Citations de Werner Lambersy (208)
J'ÉCOUTE MOURIR
et remourir
la mer
mais la mer est
toujours là
qui veut mourir
en épousant
l'horizon
Je vois paraître
et reparaître
l'étoile
mais le ciel est
toujours là
qui veut
disparaître et se
jeter dans le
vide
Je sens passer et
repasser les
jours
et rien jamais ne
me lasse
de cette mort
qui ne peut pas
p.17-18
La lumière est
la seule porte de sortie
des étoiles
les pierres
sont des oiseaux
qui se reposent après
un très long vol dans
l’espace
les oiseaux
sont des poissons
qui nagent vers le ciel
quand l’eau d’en bas
devient trop sombre
les poissons
sont des pierres sans
paupières
qui bougent comme
des galaxies
l’homme
et l’arbre ont
le soleil en commun
p.22
LES HOMMES SE DÉVORERONT
comme des insectes
croiront
dans l'ordre l'argent et dieu
la nature
indifférente suivra le ruban
du piano mécanique
du temps
le silex de l'univers lancera
ses étincelles froides
p.22
À la bibliothèque municipale et
gratuite
on me connaît surtout lorsqu'il
fait froid
ou que l'averse troue mon k-way
hier j'ai demandé un livre
je connaissais le titre et l'auteur
ce n'était pas
en rayons ni même au catalogue
alors j'ai dit ce n'est pas grave
dès qu'il fait beau je sors
et je vais l'écrire
p.63
ON N'ENTASSE PAS LES HEURES
ni les minutes
on ne peut pas faire un tas
pour le mettre au coffre de
la banque
pourtant
blessé sous la roue de l'auto
dans la rue
entouré par une foule venue
en curieux
cet homme demande encore
d'échanger
quelques secondes contre une
poignée de lumière
p.71
PEUT-ÊTRE
est-ce le dernier
ou l'entre-deux
avant la fin
et qui sait à quoi
à quel spectacle
les crépuscules
se prêtent
et pourquoi nous
ne les fixons
des yeux
pareils à l'enfant
qui sera orphelin
même si une lune
pose sa virgule
au silence d'après
p.42
JE SUIS ENTRE
par la petite porte basse
du poème
l'entrée de service
où quelqu'un qui va
dans les étages
attend
qu'on lui apporte ombre
et salamandre
de temps
je suis entré
et me tiens à l'office où
devant un café
on peut entendre tout ce
qui se passe en
haut.
J'ai dit voilà
C'est moi
J'ai payé cher
Pour dire cela
Parmi vous
Les autres ont dit
Nous aussi
Alors j'ai dit
Voilà je pars
Et ils ont dit
C'est bien
C'est ce que nous
Ferons aussi
Tout ce que j'ai dit
Ils l'ont dit
Mais j'ai payé cher
Pour dire cela.
Paradoxale Anvers, conformiste mais qui sait s'amuser, prude mais qui peut se dévergonder, soudain carnavalesque (avec un masque sur son masque) ; bourgeoise mais avec un bordel pour les (bons) dieux. Survoltée ou secrète, alors que sa dissipation grivoise n'est qu'une fermentation mystique.

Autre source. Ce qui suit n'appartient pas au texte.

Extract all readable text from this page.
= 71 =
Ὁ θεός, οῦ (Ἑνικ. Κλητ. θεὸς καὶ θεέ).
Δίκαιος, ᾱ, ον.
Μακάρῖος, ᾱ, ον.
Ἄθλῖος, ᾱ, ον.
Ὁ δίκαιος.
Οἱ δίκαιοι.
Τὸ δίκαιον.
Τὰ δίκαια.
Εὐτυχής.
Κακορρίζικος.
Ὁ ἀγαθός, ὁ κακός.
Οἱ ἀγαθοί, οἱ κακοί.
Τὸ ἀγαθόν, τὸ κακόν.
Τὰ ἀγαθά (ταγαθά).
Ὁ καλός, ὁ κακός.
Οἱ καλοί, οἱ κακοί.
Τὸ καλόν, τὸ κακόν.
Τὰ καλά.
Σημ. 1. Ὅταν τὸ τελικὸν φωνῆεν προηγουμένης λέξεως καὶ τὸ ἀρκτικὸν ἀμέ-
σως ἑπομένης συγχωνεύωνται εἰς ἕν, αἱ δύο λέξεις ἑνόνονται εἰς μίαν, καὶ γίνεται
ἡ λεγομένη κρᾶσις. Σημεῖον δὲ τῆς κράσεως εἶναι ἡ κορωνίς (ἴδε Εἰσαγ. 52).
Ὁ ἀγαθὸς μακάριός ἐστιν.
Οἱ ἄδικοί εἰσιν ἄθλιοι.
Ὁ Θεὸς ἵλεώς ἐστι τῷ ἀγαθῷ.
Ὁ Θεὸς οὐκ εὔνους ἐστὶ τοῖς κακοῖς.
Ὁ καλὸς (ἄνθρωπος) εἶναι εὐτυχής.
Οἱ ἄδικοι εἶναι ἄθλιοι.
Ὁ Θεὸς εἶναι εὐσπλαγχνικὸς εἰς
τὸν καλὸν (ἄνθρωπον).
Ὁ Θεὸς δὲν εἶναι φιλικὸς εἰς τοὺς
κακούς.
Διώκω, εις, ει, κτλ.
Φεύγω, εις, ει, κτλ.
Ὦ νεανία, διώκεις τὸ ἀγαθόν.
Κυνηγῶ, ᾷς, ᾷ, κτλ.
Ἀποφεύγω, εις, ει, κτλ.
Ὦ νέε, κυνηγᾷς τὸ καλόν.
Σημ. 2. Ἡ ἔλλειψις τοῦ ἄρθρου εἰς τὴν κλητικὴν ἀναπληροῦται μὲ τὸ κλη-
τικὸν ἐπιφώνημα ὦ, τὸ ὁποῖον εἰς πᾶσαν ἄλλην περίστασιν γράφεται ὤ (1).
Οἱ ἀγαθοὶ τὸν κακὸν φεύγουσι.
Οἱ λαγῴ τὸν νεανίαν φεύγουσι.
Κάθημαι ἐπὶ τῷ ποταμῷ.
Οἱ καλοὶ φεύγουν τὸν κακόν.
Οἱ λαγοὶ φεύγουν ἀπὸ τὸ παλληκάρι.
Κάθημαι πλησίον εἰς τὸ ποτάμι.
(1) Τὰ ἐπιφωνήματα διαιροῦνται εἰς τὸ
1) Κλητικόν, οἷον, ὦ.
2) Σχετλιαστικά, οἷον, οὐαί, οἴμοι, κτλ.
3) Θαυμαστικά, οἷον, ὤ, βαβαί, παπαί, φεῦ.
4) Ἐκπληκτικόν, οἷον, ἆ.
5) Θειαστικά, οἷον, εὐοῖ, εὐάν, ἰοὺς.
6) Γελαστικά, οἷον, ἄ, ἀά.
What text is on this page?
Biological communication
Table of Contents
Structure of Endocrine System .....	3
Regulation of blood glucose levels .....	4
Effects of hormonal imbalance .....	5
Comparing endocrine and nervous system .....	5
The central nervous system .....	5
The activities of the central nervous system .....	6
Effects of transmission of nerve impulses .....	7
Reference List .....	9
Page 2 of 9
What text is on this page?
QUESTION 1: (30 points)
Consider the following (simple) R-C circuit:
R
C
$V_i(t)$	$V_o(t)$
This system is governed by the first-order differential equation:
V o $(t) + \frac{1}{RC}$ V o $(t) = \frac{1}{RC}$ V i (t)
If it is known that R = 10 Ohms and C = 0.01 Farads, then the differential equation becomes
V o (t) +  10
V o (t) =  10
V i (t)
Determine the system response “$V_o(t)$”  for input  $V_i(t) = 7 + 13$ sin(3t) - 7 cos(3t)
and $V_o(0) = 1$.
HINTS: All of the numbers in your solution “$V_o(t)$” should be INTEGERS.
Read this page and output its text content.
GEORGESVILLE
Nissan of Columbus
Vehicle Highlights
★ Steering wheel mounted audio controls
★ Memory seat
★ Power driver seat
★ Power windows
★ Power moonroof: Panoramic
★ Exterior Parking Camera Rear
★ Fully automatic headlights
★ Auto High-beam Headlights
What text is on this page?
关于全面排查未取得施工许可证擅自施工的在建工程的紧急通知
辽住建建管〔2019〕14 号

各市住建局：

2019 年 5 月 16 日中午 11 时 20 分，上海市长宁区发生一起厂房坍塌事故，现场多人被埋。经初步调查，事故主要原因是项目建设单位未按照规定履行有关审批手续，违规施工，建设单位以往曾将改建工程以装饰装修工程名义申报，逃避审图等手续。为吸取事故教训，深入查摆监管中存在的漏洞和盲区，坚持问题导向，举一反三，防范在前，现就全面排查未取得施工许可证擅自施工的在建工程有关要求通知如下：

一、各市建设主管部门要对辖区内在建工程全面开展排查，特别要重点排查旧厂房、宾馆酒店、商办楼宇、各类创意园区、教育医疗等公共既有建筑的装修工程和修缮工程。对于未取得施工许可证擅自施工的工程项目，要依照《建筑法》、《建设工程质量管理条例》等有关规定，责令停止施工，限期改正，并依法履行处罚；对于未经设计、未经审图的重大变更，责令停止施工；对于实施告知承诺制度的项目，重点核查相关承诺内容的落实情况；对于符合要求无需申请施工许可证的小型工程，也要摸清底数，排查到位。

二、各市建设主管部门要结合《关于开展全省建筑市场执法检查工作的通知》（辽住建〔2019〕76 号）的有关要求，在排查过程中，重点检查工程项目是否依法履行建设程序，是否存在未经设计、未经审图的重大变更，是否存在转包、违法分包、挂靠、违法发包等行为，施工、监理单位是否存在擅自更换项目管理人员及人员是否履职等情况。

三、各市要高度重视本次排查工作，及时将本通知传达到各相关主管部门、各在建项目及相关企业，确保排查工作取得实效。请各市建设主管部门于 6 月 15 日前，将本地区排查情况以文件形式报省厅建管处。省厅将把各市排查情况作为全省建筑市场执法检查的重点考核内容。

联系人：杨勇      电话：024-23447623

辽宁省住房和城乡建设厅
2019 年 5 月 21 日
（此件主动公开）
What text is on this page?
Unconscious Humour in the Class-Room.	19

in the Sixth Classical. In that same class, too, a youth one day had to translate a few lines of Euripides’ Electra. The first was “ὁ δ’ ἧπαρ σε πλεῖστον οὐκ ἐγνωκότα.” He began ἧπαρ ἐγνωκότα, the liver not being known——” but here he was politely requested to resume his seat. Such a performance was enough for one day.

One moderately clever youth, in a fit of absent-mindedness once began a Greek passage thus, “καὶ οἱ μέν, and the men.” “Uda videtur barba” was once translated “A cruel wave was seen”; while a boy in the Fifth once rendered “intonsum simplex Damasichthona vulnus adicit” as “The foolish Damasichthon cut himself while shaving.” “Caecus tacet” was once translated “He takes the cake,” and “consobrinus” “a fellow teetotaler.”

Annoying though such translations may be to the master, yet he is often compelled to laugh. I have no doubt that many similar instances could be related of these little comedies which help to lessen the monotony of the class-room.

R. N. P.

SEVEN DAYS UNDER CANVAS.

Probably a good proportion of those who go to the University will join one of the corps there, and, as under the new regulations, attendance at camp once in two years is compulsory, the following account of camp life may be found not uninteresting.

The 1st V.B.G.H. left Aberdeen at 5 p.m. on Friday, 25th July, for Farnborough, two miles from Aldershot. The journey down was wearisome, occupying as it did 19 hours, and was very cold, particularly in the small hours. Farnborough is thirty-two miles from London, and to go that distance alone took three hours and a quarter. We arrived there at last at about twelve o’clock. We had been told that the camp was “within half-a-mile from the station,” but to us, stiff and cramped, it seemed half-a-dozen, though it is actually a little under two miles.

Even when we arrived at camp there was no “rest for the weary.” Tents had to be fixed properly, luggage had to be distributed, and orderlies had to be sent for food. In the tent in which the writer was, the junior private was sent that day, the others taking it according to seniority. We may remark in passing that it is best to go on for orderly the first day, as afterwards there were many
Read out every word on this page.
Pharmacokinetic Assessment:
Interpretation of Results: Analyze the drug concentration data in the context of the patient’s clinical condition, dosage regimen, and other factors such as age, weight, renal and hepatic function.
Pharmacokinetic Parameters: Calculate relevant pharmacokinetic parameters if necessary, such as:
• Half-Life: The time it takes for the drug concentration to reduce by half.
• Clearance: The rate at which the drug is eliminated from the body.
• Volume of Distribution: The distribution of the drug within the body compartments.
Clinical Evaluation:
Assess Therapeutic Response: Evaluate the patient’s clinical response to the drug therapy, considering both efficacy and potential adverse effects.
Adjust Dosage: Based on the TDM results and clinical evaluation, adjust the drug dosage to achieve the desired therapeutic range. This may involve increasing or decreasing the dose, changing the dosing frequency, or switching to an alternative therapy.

Du voisin hollandais, il faut bien reconnaître qu'il illustre surtout nos fractures.
Le XVI°siècle anversois vit partir les plus libres, les plus contestataires, les plus innovateurs de ses fils. Restèrent surtout les soumis, les conservateurs, les collabos de l'Eglise et du pouvoir. On en paya le prix pendant trois siècles. Depuis, malgré de nobles sursauts, on a pu avoir la pénible impression que l'histoire se répète. Un certain psittacisme politique semble encore ces jours-ci devoir singer les vilaines grimaces d'une extrême-droite nationaliste et hargneuse, intolérante et crispée sur ses positions les plus inavouables. Cela n'a jamais empêcher la résistance de s'organiser, la générosité de reprendre le dessus, ni l'ouverture d'esprit d'y travailler à l'invention d'un homme plus fraternel. D'un point à l'autre de la course du pendule, l'essentiel du chemin reste quand-mème largement au milieu. Du "fameux" bon sens flamand, de son réalisme mystique, de sa profonde laïcité marchande et intellectuelle, on peut attendre les valeurs d'hospitalité, de respect et d'ouverture.
Trop de vielles angoisses, trop de querelles anciennes boitillent sur le pavé des jours, avec un bruit de canne qui rappelle la monotone incontinence des horloges à pendule.
Chante comme ces regards qui t’aiment, malgré les mondes indifférents et la nature distraite qui enfantent au hasard ; chante car rien ne dure, pas même l’écho qui s’en va, s’éloigne et se perd dans l’orage en montagne.
Chante, toi qui, depuis le calame, cherches des pages à écrire sur le secret des trèfles à quatre feuilles et les beautés insaisissables que tu poursuis !
Chante et fais danser les marionnettes à gaine du mystère et celles qui mêlent et démêlent les fils amoureux de la passion.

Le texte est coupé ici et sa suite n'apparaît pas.